During the late 90s and early 2000s there were imports made into South Africa,of Andalusians and Lusitano's of varying quality; and the Iberian-project was shelved somewhat. The past 5 years however a renewed interest in the Iberian project saw the light, especially after genetic and genealogical studies confirmed we are in a pivotal moment in the Nooitgedacht's history. Genetically speaking we are on a road to devastation when the situation continues without intervention.
Some breeders (Breivilo Stud – Braam Olivier) immediately ventured to find the best Iberian stallions they could find in SA and they already have a few Lusitano crosses (born of different Stallions) reaching adulthood. The first generation crosses are promising, and the following generations will be the sieve that seperates the chaff from the kernels.

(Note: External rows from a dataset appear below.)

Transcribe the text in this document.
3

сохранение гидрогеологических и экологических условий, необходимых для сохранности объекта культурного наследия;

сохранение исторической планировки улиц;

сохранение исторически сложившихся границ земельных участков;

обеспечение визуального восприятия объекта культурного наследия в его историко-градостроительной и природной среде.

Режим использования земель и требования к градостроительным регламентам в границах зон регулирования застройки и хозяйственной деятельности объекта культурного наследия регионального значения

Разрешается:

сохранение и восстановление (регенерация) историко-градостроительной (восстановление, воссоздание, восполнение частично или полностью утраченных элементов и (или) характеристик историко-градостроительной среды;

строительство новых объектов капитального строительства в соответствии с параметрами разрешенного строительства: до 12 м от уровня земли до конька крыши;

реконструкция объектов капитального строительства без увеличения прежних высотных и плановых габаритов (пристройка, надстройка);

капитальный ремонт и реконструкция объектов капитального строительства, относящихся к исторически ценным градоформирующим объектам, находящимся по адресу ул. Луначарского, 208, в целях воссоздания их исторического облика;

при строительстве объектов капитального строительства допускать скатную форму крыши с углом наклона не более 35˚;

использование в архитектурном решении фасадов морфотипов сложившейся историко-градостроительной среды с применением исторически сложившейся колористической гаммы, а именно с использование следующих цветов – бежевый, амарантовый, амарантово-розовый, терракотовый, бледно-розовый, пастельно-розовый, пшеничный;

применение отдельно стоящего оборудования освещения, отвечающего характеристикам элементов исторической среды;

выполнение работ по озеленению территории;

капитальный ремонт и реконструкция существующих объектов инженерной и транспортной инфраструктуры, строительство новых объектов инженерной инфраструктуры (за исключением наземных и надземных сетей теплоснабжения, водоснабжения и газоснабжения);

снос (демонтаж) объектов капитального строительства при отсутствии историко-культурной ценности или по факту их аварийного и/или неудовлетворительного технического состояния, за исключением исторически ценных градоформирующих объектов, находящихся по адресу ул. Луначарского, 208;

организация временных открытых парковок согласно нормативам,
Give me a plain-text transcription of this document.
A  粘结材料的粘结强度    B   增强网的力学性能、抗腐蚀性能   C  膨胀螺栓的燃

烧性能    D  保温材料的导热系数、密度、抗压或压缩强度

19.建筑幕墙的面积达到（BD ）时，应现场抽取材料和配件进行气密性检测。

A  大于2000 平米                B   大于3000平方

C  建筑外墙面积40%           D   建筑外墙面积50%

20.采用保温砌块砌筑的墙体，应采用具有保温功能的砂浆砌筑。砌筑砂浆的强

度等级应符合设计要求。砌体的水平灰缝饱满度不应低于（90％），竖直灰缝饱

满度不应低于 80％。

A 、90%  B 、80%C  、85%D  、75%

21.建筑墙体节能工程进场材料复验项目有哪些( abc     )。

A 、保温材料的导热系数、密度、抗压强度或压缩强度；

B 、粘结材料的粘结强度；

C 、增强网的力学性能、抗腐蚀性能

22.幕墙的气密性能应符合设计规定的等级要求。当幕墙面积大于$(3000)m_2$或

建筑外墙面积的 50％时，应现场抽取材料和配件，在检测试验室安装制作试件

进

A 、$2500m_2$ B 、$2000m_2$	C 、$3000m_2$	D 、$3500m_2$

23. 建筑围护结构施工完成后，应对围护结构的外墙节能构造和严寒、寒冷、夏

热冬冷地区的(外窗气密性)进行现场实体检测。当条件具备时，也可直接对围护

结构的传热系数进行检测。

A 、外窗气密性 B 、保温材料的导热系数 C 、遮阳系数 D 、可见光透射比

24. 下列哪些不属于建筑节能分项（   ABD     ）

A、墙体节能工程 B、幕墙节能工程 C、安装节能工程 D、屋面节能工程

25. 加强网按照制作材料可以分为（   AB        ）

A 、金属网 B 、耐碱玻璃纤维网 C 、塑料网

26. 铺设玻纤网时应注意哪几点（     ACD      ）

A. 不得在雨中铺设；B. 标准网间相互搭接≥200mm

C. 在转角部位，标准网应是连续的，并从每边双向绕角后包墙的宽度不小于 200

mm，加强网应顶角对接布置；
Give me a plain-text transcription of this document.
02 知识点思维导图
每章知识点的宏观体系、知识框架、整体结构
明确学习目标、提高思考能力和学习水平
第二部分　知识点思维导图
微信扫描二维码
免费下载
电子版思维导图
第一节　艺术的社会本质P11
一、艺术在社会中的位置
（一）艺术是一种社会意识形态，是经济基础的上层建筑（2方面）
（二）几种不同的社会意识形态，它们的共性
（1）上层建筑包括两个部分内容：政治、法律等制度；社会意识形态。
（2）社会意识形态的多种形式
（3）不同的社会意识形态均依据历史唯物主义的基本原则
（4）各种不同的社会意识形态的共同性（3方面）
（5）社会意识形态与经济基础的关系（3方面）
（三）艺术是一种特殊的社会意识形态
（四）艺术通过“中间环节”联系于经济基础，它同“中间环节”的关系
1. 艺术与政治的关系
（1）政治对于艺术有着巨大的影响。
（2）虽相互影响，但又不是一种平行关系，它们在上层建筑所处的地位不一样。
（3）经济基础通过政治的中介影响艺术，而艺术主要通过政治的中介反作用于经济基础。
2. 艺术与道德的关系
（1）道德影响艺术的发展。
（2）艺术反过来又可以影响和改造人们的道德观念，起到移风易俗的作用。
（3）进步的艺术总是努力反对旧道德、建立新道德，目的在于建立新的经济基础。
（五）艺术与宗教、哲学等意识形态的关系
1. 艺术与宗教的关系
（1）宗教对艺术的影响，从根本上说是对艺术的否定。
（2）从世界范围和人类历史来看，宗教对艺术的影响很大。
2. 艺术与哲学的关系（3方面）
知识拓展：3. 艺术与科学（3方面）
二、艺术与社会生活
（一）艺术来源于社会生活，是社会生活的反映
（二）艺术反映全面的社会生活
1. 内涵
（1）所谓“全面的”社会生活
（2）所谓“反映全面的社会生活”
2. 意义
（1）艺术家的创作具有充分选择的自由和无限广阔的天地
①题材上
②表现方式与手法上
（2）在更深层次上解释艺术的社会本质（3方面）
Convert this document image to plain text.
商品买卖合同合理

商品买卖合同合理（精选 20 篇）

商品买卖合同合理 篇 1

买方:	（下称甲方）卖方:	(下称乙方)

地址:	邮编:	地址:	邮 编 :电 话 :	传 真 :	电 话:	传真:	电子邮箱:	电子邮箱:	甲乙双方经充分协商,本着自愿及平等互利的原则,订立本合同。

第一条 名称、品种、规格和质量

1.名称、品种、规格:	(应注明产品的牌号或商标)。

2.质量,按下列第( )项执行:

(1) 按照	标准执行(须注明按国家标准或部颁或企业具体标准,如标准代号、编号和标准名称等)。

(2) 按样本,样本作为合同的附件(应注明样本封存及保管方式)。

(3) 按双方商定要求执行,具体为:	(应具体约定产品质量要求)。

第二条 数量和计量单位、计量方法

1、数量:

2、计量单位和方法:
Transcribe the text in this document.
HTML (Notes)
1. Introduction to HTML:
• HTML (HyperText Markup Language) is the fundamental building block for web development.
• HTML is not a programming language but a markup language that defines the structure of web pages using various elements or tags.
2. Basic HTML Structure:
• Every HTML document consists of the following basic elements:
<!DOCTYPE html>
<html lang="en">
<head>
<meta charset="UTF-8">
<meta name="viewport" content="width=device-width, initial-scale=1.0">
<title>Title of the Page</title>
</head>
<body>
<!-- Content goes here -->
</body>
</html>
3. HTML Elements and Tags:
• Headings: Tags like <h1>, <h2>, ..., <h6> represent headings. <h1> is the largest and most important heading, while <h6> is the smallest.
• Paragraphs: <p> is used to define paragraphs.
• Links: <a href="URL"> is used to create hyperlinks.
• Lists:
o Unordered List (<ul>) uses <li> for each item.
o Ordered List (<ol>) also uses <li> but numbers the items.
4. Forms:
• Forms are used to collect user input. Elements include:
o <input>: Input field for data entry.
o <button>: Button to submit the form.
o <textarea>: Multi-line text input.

We are also very fortunate to have an Evento grandson imported by Candice Hobday recently. Karorado Stud and Destalsmit Stud booked coverings by the Stallion Calvero Esclavo FM.
Karorado Stud expects their foals end of November 2017.
Obviously the same stringent process for up-grading breeding will be applied to the horses coming from the Iberian project, even more so than using local breeds. The new blood must deserve their place in the Nooitgedacht Studbook. The proof in the pudding lies in the eating.... And hopefully in a few years time we can look back on this as a positive endevour to save the Nooitgedacht from inevitable genetic decline.
Breeders partcipating in this project do so at their own risk with no guarentees that the new blood they introduce will be accepted even 2-3 generations down the line. . All breeders keep their pure stock pure and only create a seperate line from the Iberian stallion/mare they decide is good enough to be introduced.The breeders that have been involved in this undertaking are all registered, active, ethical breeders with years of experience and a traceable trackrecord.
It is still early days for the Iberian-Nooitgedacht Project but all signs point toward it being a very positive way to handle the Nooitgedacht's precarious genetic position.
The public will be treated to exceptional competition horses with amazing temperament and hardiness. Iberian-Nooitgedacht crosses that do not make the cut to be taken up in the Nooitgedacht Studbook will be registered as Nooitgedacht Sport Horses. Eventhough they may not breed and be taken up in the main Nooitgedacht studbook they will definitely be sought after competition horses (with a bit more height , Iberian flair and aptitude for Dressage and even Jumping). The perfect serious-amateur-competition horses and ponies. The ones that do make the cut will have a long road to Studbook Proper, but in the end the long process will ensure the Nooitgedacht stays preserved with adding some genetic diversity.